Cependant, ces deux facteurs n’expliquent pas tout. Après ajustement sur les CD4 et la charge virale, le risque de morbidité sévère diminuait certes nettement mais demeurait un peu plus élevé dans le groupe d’interruption, ce qui suggère le rôle d’autres facteurs non identifiés pour expliquer l’infériorité de cette stratégie.
L’élément le plus surprenant et important de cette étude est la plus grande fréquence dans le bras d’interruption d’événements graves traditionnellement attribués aux antirétroviraux, notamment la morbidité cardio-vasculaire. Ce constat remet en cause les hypothèses physiopathologiques sur la cause de cette morbidité, et fait se poser la question de la responsabilité du VIH lui-même (via des mécanismes inflammatoires ?) plus que de la toxicité des antirétroviraux.
De ce fait, il est difficile de conclure dans SMART sur la fréquence réelle des effets indésirables effectivement liée aux antirétroviraux, puisqu’aucune mesure d’imputabilité des événements supposés "indésirables" n’est précisée dans l’article.
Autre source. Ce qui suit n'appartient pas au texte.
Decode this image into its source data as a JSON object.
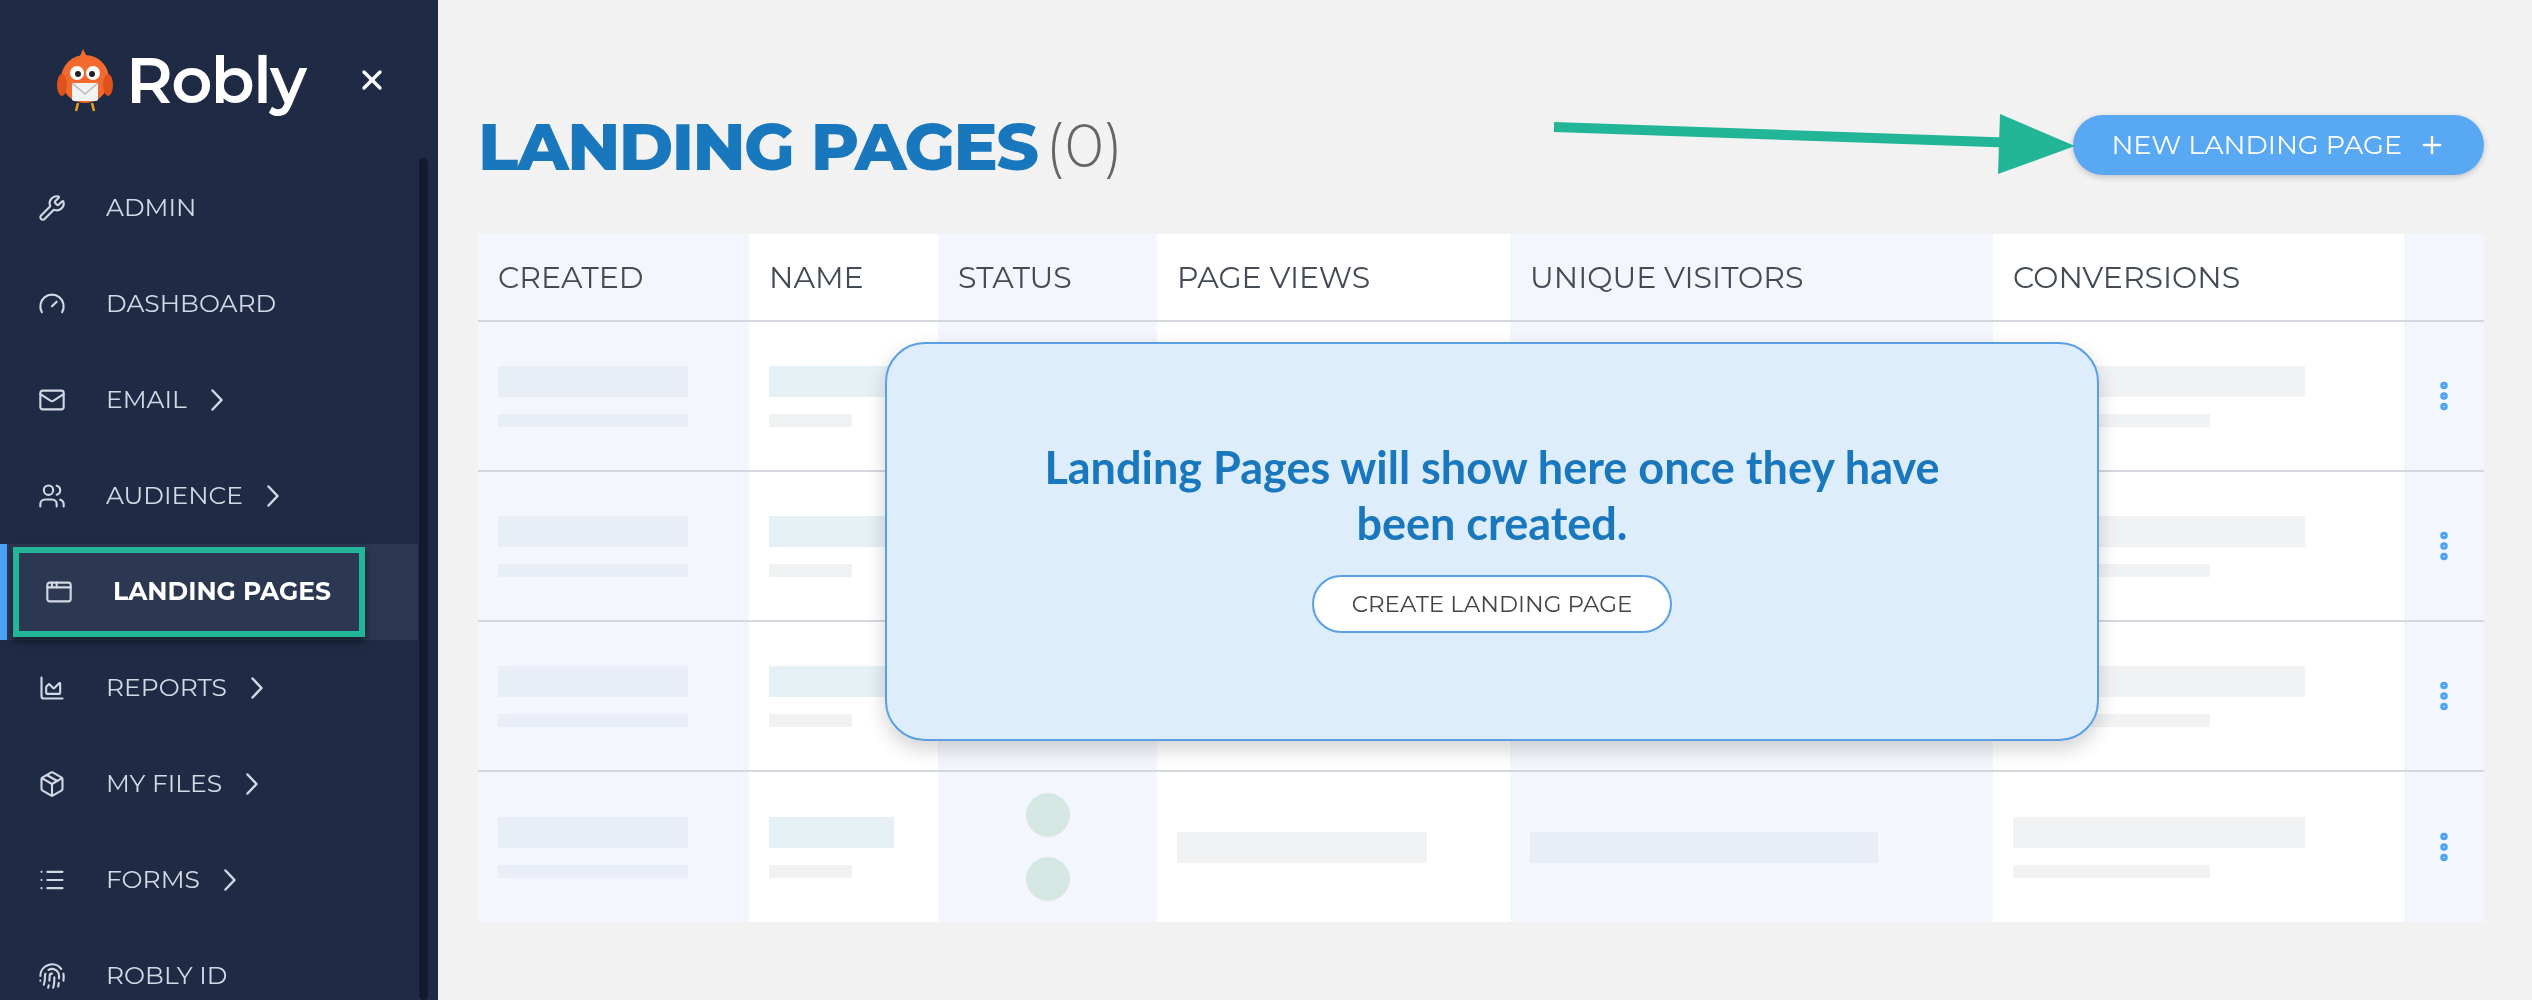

Même si les événements sévères classifiés comme indésirables (grade 4) n’étaient pas plus fréquents dans le groupe CD4-A que dans le groupe continu, ce point reste insuffisamment exposé.

Les résultats de SMART doivent être interprétés à la lumière des autres résultats d’essais d’interruption publiés ces dernières années, et notamment depuis 2006. Dans l’interprétation des résultats de ces essais, il faut entre autres prendre en compte la nature des modalités d’interruption (adaptées aux chiffres de CD4, ou à cycles fixes), le contexte des essais (pays industrialisés ou Afrique subsaharienne), les seuils de CD4 choisis pour les interruptions et la puissance des essais.
Ainsi, SMART compris, trois essais d’interruption adaptée aux chiffres de CD4 ont été récemment publiés. Deux d’entre eux, SMART et Trivacan (ANRS 1269)1 ont utilisé des seuils de CD4 identiques pour interrompre et reprendre, et ont montré une même surmorbidité ou surmortalité dans les bras d’interruption. Cependant, ils l’ont fait dans des contextes de morbidité très différents. Dans SMART, l’incidence de survenue des événements sida (principalement des candidoses oesophagiennes et des pneumocystoses) était respectivement de 0,4 et 0,1 pour 100 patients-années dans le bras d’interruption et dans le bras continu.
Dans Trivacan, réalisé en Afrique subsaharienne, l’incidence de survenue des événements liés au VIH (principalement des tuberculoses et des infections bactériennes invasives, et ce malgré la prophylaxie par le cotrimoxazole fort dès le passage en dessous de 500 CD4/mm3) était respectivement de 17,6 et 6,7 pour 100 patients-années dans le bras d’interruption et dans le bras continu. A risque relatif à peu près identique entre les deux stratégies, le risque absolu d’interrompre le traitement était donc beaucoup plus élevé en Afrique.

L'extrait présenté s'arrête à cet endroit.